Warlick, a three-time All-American who played for Summitt, was her assistant for 27 years.
Hart said he watched Warlick grow this season under what he called “unique circumstances” and that she is deserving of the head job.
“Her mentor will be available for insight and advice, but this is Holly’s team now,” Hart said.
Warlick said she was thankful for all Summitt has done in preparing her for this opportunity as her coach, mentor and friend.
“We will work as hard as we possibly can with the goal of hanging more banners in Thompson-Boling Arena,” Warlick said.
One of Summitt’s former stars, Tamika Catchings, saw the news on TV during a meeting.
“Everyone in the back of their minds was thinking this was going to happen anyway. Holly will do a good job,” she said.
Last season, while Summitt devoted more attention to her health, Warlick took the lead during games and handled postgame interviews, while the entire staff handled recruiting and practices. Even so, Summitt still managed to put on her trademark icy stare a time or two during the tournament.
“As I’ve said many times, Pat Summitt is a pioneer in basketball,” Duke coach Mike Krzyzewski said. “Her amazing career accomplishments are among an elite group of leaders. Very few people leave a lasting legacy in their chosen professions and Coach Summitt has done just that at the University of Tennessee and in women’s basketball. She raised the level of commitment, pride and notoriety of her sport. I am honored to call her a friend.”
Summitt’s diagnosis came during one of the Lady Vols’ most disappointing stretches — by Summitt’s lofty standards, anyway. Tennessee hasn’t won a national championship since 2008 and hasn’t even reached the Final Four, which ties for its longest such drought in program history.
Tennessee’s five seniors were part of the team that lost in the first round of the 2009 NCAA tournament, the only time in school history the Lady Vols had bowed out on the first weekend.
Those seniors promised they would win a ninth national championship this season — not just for Summitt, but as center Vicki Baugh put it, ” … for everyone who has Alzheimer’s.”
But they couldn’t make it back to the Final Four, losing to Baylor and Brittney Griner, a player Summitt couldn’t convince to come to Knoxville.
Summitt’s career ends with a 1,098-208 record, 16 regular-season Southeastern Conference championships and 16 SEC tournament titles.
During her time, Tennessee never failed to reach the NCAA tournament, never received a seed lower than No. 5 and reached 18 Final Fours.
Her impact reaches beyond wins and losses.
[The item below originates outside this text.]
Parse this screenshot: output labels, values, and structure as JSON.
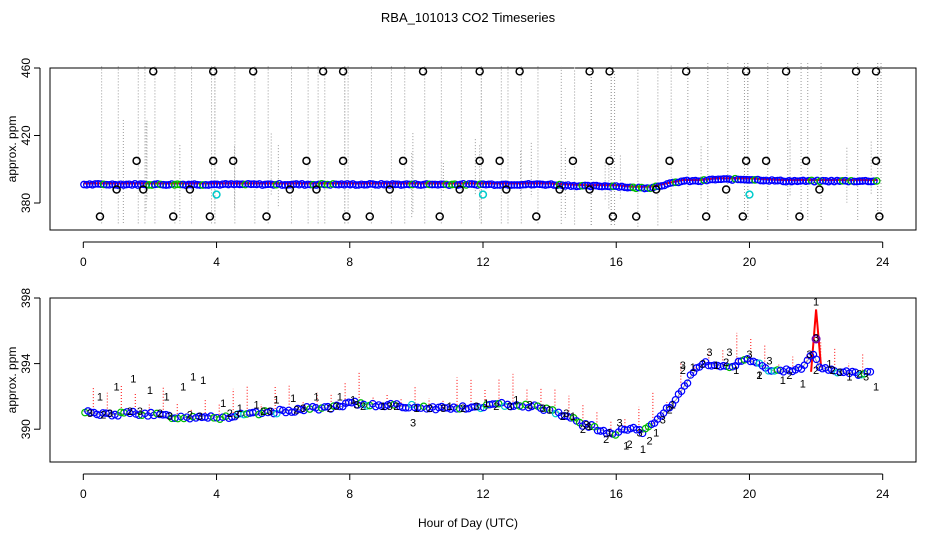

Every Lady Vol player who has completed her eligibility at Tennessee has graduated, and 74 former players, assistants, graduate assistants, team managers and directors of basketball operations are currently among the coaching ranks at every level of basketball.
“You think about the University of Tennessee and you think of Pat Summitt,” Catchings said. “You don’t think of anyone else. The great players that have come and gone, coaches that have come and gone, but the legacy that she built for herself and for the university. It’s amazing how far women’s basketball has come. Her legacy isn’t over yet.”